The centerpiece of any Christmas dinner is of course the turkey. Whether you’re about to host your first festive dinner or you’re an old pro, you’re bound to pick up a new trick or two.
We’ve put together our top 10 turkey tips for choosing, prepping and roasting your Christmas bird this year!
1. CHOOSE THE CORRECT SIZE
Size matters: How big a turkey? For birds under 16 pounds, figure at least 1 pound of turkey per person. For larger birds 16 pounds and heavier, figure a bit less since there’s more meat in proportion to bone. If you want substantial seconds and leftovers, allow another 1/2 pound per person.
2. ROAST TWO SMALLER TURKEYS
Got a big crowd? Roast two smaller turkeys (12 pounds or less) instead of one large one. Smaller turkeys fit better in the fridge and roasting pan, plus they cook more quickly and evenly. Plus, it lets you experiment with two different types of preparations.
3. CHOOSE THE CORRECT TYPE
Choose the right turkey With so many turkeys on the market, trying to choose your holiday bird can be mind-boggling: free-range? organic? natural? We recommend choosing a fresh turkey without any added ingredients, and organic, kosher, heritage or premium-brand turkeys are all great options.
4. DON’T OVER STUFF
If you stuff the bird, do it loosely, to give the stuffing room to expand.
5. TRUSS LOOSELY
Truss loosely, or not at all. Legs tied up tightly against the sides of the turkey take longer to roast, putting the breast meat in jeopardy of overcooking while the legs take their time. Before setting the bird in the pan, fold the wings back to secure the neck flap (use a skewer or a toothpick if the flap isn’t long enough). Then use kitchen string to loosely tie the drumsticks. Tying them too tightly can prevent the thighs from cooking evenly.
6. INVEST IN A GOOD PAN
Invest in a good pan. The best pan for cooking a turkey is a heavy-duty roasting pan with about 2-inch sides. High sides prevent the lower part of the bird from browning and can make basting difficult. Heavy-gauge metal helps keep the drippings from burning. Look for a stainless-steel finish on the pan’s interior: nonstick makes for easy cleanup, but the dark color does make drippings more prone to burn.
7. PLACE WITH LEGS TOWARDS BACK OF THE OVEN
If your roasting pan will fit in your oven the long way, put the turkey in the oven with its legs pointing towards the back of the oven, since it’s usually the hottest spot and the legs tend to cook slower than the breast. If the roasting pan will only fit in horizontally, be sure to rotate it halfway through cooking so both sides of the turkey cook evenly.
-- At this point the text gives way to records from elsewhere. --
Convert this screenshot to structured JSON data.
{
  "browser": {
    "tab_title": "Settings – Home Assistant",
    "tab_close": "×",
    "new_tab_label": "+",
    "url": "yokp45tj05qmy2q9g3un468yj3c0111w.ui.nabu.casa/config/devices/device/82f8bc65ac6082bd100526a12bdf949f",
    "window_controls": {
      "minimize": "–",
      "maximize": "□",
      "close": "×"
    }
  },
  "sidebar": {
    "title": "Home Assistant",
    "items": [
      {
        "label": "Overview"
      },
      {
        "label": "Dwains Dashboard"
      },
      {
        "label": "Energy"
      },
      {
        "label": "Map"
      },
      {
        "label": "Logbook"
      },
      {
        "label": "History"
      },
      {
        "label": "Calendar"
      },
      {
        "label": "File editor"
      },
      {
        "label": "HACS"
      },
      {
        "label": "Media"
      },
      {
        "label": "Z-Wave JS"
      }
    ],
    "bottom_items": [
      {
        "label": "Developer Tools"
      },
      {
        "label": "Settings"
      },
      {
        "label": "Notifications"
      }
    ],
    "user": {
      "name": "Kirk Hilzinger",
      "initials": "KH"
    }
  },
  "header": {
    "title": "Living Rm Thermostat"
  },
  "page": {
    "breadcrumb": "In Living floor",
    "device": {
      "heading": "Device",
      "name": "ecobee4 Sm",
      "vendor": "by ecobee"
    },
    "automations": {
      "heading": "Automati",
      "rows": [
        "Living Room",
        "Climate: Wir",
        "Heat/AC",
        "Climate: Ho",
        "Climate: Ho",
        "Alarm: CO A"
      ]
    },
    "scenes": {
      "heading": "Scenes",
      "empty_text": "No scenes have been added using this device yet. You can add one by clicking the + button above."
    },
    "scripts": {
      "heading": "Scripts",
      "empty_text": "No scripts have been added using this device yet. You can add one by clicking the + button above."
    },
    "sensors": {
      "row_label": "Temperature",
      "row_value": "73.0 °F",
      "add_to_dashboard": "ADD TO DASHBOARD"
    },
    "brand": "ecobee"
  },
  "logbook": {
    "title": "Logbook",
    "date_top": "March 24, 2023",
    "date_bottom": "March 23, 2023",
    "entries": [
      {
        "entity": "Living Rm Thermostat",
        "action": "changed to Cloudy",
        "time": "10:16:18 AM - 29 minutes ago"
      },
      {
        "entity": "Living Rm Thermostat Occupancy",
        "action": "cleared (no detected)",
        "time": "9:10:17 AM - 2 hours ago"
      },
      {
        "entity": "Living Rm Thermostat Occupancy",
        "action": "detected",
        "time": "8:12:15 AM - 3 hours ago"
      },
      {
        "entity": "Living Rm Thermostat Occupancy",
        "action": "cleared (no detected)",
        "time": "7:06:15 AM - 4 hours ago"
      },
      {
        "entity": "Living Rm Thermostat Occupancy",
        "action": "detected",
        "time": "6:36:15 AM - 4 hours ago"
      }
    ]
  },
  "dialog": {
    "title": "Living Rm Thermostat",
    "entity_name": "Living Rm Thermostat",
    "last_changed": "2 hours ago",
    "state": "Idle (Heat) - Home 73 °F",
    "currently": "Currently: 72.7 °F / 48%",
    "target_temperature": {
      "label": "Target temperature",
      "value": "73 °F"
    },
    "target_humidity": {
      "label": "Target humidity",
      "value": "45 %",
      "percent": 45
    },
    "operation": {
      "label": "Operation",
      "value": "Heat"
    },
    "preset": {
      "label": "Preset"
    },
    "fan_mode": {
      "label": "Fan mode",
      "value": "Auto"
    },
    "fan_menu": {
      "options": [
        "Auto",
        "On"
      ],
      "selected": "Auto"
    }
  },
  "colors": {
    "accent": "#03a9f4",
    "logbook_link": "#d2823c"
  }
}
8. START THE TURKEY ROASTING UPSIDE DOWN
Start off your turkey upside-down in a roasting rack; it will help the turkey’s natural juices collect in the breast, which tends to dry out otherwise. After roasting for 1 hour, flip the turkey breast-side up to finish roasting, using wads of paper towels to protect your hands. The marks on the breast from the rack will disappear as it continues to cook.
9. AVOID SCORCHING
Avoid scorching. If the bird is browning quickly but not near its target doneness temperature of 170°F, tent it loosely with foil and continue roasting. If the drippings seem to be getting too dark, add a couple tablespoons of water to keep them from burning.
10. LET IT REST
Let it rest. The intense heat of the oven forces the juices into the center of the bird, so after roasting, let the turkey rest for roughly 20 minutes (enough time to make the gravy). The juices will redistribute, and you’ll get moister slices.